HOUSTON (AP) – Pengacara kota Houston tidak lagi meminta panggilan pengadilan dari lima pendeta yang secara terbuka menentang peraturan yang melarang diskriminasi terhadap warga gay dan transgender.
Walikota Annise Parker mengatakan pada hari Jumat bahwa kota tersebut menarik permintaan khotbah tetapi tidak akan mencabut panggilan pengadilan, yang meminta informasi lain dari para pendeta sebagai bagian dari tuntutan hukum atas petisi untuk mencabut peraturan persamaan hak.
“Mereka terlalu lebar,” kata Parker pada konferensi pers. “Itu adalah bahasa khas pengacara dalam mosi penemuan. Mereka meminta segalanya kecuali wastafel dapur.”
Meskipun kata “khotbah” telah dihapus dari panggilan pengadilan, permintaan yang direvisi tersebut sesuai untuk pidato atau presentasi lainnya, kata Parker.
“Ini bukan tentang apa yang dikhotbahkan orang; ini bukan tentang agama mereka; ini bukan tentang kebebasan menjalankan agama,” katanya. “Merupakan hak kami untuk membela kota dan mengajukan pertanyaan yang sah mengenai proses petisi.”
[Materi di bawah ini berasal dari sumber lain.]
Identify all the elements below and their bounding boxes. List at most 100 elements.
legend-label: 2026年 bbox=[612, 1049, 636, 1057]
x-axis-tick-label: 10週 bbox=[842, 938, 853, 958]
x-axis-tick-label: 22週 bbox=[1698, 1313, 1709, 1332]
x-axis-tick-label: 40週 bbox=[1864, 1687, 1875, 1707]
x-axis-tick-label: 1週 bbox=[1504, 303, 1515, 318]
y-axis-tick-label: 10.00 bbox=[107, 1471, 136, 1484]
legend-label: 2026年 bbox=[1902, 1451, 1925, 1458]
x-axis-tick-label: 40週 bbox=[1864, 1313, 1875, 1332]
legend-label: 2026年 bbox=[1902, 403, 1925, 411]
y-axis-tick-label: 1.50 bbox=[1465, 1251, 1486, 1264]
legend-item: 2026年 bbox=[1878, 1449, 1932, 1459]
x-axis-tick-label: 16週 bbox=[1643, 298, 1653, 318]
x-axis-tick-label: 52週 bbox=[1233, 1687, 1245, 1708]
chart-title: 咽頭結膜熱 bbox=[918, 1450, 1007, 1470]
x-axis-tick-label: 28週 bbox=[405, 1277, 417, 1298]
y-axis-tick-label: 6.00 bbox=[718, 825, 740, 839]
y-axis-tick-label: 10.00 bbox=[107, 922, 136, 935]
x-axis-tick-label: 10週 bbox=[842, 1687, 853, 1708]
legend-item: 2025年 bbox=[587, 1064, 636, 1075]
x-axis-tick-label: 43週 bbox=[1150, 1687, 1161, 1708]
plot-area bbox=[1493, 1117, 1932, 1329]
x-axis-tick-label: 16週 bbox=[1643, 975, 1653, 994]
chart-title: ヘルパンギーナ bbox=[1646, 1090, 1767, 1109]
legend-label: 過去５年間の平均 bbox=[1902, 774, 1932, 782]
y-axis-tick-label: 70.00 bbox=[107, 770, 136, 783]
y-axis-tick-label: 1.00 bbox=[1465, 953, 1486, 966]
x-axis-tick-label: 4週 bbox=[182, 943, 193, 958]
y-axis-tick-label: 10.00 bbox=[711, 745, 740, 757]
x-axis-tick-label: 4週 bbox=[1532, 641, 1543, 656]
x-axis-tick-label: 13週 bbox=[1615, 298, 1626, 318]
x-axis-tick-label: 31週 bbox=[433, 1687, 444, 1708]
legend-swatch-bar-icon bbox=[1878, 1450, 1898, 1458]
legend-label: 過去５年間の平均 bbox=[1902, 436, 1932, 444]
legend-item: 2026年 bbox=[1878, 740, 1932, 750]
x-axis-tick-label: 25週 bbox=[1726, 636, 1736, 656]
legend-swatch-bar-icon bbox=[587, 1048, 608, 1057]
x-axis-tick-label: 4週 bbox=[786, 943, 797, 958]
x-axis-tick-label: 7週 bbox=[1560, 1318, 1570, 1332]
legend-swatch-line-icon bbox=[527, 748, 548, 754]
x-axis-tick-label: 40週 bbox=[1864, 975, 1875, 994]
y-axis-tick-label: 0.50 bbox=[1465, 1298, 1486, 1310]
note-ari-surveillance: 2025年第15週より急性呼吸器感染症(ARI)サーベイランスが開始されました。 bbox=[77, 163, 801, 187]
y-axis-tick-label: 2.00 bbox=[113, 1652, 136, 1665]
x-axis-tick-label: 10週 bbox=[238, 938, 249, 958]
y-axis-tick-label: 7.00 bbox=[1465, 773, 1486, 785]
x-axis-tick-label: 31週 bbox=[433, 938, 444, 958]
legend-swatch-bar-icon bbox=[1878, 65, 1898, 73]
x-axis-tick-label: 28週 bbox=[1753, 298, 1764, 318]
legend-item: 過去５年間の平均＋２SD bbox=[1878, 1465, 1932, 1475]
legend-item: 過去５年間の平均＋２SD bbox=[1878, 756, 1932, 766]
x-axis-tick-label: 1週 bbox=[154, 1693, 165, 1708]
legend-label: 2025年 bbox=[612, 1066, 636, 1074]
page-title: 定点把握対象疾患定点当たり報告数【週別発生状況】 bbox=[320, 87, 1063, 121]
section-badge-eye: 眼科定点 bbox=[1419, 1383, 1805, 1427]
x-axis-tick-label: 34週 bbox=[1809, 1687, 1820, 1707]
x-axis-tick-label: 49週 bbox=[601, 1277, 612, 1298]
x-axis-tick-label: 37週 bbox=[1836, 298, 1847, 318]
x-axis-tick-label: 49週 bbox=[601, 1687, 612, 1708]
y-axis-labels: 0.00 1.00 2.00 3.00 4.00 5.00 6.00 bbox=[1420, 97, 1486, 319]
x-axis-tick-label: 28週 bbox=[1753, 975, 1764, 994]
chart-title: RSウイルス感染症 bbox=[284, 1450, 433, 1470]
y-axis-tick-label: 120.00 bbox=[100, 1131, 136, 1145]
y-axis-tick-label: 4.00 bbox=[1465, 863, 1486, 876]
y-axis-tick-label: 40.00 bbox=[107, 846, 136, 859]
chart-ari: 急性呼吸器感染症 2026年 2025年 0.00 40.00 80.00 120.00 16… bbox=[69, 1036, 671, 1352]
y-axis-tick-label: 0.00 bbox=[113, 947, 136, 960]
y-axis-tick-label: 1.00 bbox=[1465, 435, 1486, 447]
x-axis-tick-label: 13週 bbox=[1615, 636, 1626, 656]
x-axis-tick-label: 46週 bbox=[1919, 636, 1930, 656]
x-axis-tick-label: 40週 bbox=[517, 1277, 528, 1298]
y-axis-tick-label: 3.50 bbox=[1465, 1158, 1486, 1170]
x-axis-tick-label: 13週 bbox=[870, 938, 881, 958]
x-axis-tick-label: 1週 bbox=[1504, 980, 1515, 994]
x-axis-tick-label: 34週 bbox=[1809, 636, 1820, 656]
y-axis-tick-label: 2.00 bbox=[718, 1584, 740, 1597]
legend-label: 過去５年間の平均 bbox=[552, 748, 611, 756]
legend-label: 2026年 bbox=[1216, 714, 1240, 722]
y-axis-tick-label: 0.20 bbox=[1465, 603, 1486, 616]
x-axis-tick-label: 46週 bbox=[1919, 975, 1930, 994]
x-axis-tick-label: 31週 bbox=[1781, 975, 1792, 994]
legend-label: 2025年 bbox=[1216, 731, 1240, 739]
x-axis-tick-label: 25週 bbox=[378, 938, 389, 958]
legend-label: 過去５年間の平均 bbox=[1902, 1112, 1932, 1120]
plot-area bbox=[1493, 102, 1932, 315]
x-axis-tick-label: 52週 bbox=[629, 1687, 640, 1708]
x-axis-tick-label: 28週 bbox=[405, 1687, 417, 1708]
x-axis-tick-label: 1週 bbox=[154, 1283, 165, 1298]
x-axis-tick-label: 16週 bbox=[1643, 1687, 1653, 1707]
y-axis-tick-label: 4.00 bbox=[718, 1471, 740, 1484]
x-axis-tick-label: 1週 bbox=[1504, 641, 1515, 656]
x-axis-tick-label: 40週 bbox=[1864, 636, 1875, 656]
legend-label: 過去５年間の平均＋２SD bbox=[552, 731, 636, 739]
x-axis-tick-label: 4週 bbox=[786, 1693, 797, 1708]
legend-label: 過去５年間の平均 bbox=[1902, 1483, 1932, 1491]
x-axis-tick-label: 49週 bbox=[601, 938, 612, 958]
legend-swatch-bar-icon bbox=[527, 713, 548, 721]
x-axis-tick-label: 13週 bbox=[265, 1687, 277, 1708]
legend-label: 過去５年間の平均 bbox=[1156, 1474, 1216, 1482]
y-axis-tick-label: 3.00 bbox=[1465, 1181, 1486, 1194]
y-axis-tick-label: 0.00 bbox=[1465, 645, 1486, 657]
Pada bulan Mei, Dewan Kota menyetujui peraturan persamaan hak, yang mengkonsolidasikan larangan kota terhadap diskriminasi berdasarkan gender, ras, usia, agama dan kategori lainnya serta meningkatkan perlindungan bagi penduduk gay dan transgender. Parker, seorang gay, dan pendukung lainnya mengatakan langkah tersebut bertujuan untuk memberikan perlindungan di tingkat lokal terhadap segala bentuk diskriminasi dalam perumahan, pekerjaan dan layanan yang disediakan oleh perusahaan swasta seperti hotel dan restoran.
Institusi keagamaan dikecualikan, namun pengacara kota baru-baru ini memanggil para pendeta, meminta semua pidato, presentasi atau khotbah yang berkaitan dengan petisi penarikan kembali.
Aktivis Kristen menggugat setelah pejabat kota memutuskan bahwa mereka tidak mengumpulkan cukup tanda tangan untuk mengajukan pertanyaan pada pemungutan suara. Panitera kota pada awalnya menghitung cukup banyak tanda tangan, namun kemudian Jaksa Kota David Feldman memutuskan bahwa lebih dari separuh halaman petisi tidak sah.
Erik Stanley, penasihat hukum senior untuk Alliance Defending Freedom, sebuah organisasi hukum hak-hak beragama Kristen yang mengajukan mosi untuk membatalkan panggilan pengadilan, mengatakan kota tersebut “masih belum menerimanya.”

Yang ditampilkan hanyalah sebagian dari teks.